Let $x,y,z$ three differents points in a vector space $E$, endowed with inner product. If $d(x,z)=d(x,y)+d(y,z)$, then $z-x=t(y-x)^{(*)}$, with $t\geq 1$.
My approach: Let $E$ a vector space with inner product, then $$\vert\vert y-z\vert\vert=\vert\vert (y-x)-(z-x)\vert\vert=\vert\vert (y-x) - t(y-x)\vert\vert^{(*)}=\vert\vert (y-x)(1-t)\vert\vert=$$ $$\vert (1-t)\vert \vert\vert y-x\vert\vert\implies t=1+\dfrac{\vert\vert y-z\vert\vert}{\vert\vert y-x\vert\vert}$$ $$\therefore \vert\vert z-x\vert\vert=\vert t\vert \vert\vert y-x\vert\vert=\left(1+\dfrac{\vert\vert y-z\vert\vert}{\vert\vert y-x\vert\vert}\right)\vert\vert y-x\vert\vert=\vert\vert x-y\vert\vert + \vert\vert y-z\vert\vert$$ $$\therefore d(x,z)=d(x,y)+d(y,z)$$
But in ${(*)}$, I occupy the hypothesis, therefore this is not rigurous.
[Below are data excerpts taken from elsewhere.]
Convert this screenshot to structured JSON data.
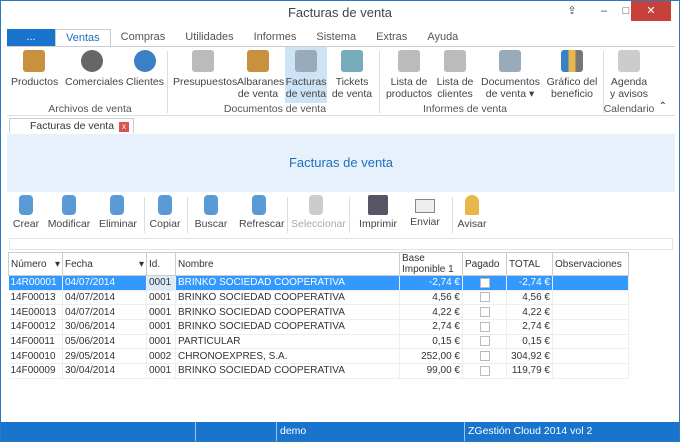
{
  "window": {
    "title": "Facturas de venta"
  },
  "tabs": [
    {
      "label": "..."
    },
    {
      "label": "Ventas"
    },
    {
      "label": "Compras"
    },
    {
      "label": "Utilidades"
    },
    {
      "label": "Informes"
    },
    {
      "label": "Sistema"
    },
    {
      "label": "Extras"
    },
    {
      "label": "Ayuda"
    }
  ],
  "ribbon": {
    "buttons": [
      {
        "label": "Productos"
      },
      {
        "label": "Comerciales"
      },
      {
        "label": "Clientes"
      },
      {
        "label": "Presupuestos"
      },
      {
        "label": "Albaranes de venta"
      },
      {
        "label": "Facturas de venta"
      },
      {
        "label": "Tickets de venta"
      },
      {
        "label": "Lista de productos"
      },
      {
        "label": "Lista de clientes"
      },
      {
        "label": "Documentos de venta ▾"
      },
      {
        "label": "Gráfico del beneficio"
      },
      {
        "label": "Agenda y avisos"
      }
    ],
    "groups": [
      {
        "label": "Archivos de venta"
      },
      {
        "label": "Documentos de venta"
      },
      {
        "label": "Informes de venta"
      },
      {
        "label": "Calendario"
      }
    ]
  },
  "doc_tab": {
    "label": "Facturas de venta",
    "close": "x"
  },
  "band": {
    "title": "Facturas de venta"
  },
  "toolbar": [
    {
      "label": "Crear"
    },
    {
      "label": "Modificar"
    },
    {
      "label": "Eliminar"
    },
    {
      "label": "Copiar"
    },
    {
      "label": "Buscar"
    },
    {
      "label": "Refrescar"
    },
    {
      "label": "Seleccionar"
    },
    {
      "label": "Imprimir"
    },
    {
      "label": "Enviar"
    },
    {
      "label": "Avisar"
    }
  ],
  "grid": {
    "columns": [
      "Número",
      "Fecha",
      "Id.",
      "Nombre",
      "Base Imponible 1",
      "Pagado",
      "TOTAL",
      "Observaciones"
    ],
    "rows": [
      {
        "numero": "14R00001",
        "fecha": "04/07/2014",
        "id": "0001",
        "nombre": "BRINKO SOCIEDAD COOPERATIVA",
        "base": "-2,74 €",
        "pagado": false,
        "total": "-2,74 €",
        "obs": ""
      },
      {
        "numero": "14F00013",
        "fecha": "04/07/2014",
        "id": "0001",
        "nombre": "BRINKO SOCIEDAD COOPERATIVA",
        "base": "4,56 €",
        "pagado": false,
        "total": "4,56 €",
        "obs": ""
      },
      {
        "numero": "14E00013",
        "fecha": "04/07/2014",
        "id": "0001",
        "nombre": "BRINKO SOCIEDAD COOPERATIVA",
        "base": "4,22 €",
        "pagado": false,
        "total": "4,22 €",
        "obs": ""
      },
      {
        "numero": "14F00012",
        "fecha": "30/06/2014",
        "id": "0001",
        "nombre": "BRINKO SOCIEDAD COOPERATIVA",
        "base": "2,74 €",
        "pagado": false,
        "total": "2,74 €",
        "obs": ""
      },
      {
        "numero": "14F00011",
        "fecha": "05/06/2014",
        "id": "0001",
        "nombre": "PARTICULAR",
        "base": "0,15 €",
        "pagado": false,
        "total": "0,15 €",
        "obs": ""
      },
      {
        "numero": "14F00010",
        "fecha": "29/05/2014",
        "id": "0002",
        "nombre": "CHRONOEXPRES, S.A.",
        "base": "252,00 €",
        "pagado": false,
        "total": "304,92 €",
        "obs": ""
      },
      {
        "numero": "14F00009",
        "fecha": "30/04/2014",
        "id": "0001",
        "nombre": "BRINKO SOCIEDAD COOPERATIVA",
        "base": "99,00 €",
        "pagado": false,
        "total": "119,79 €",
        "obs": ""
      }
    ]
  },
  "status": {
    "user": "demo",
    "product": "ZGestión Cloud 2014 vol 2"
  }
}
Any help pls
You want to show that if $\|x-z\|=\|x-y\|+\|y-z\|$ then $z-x$ and $y-x$ are colinear. Square the equation and deduce that $\langle z-x,y-x\rangle=\|z-x\|\|y-x\|$. You're done, because by CS-inequality we know that $|\langle a,b\rangle|=\|a\|\|b\|\iff a\parallel b$.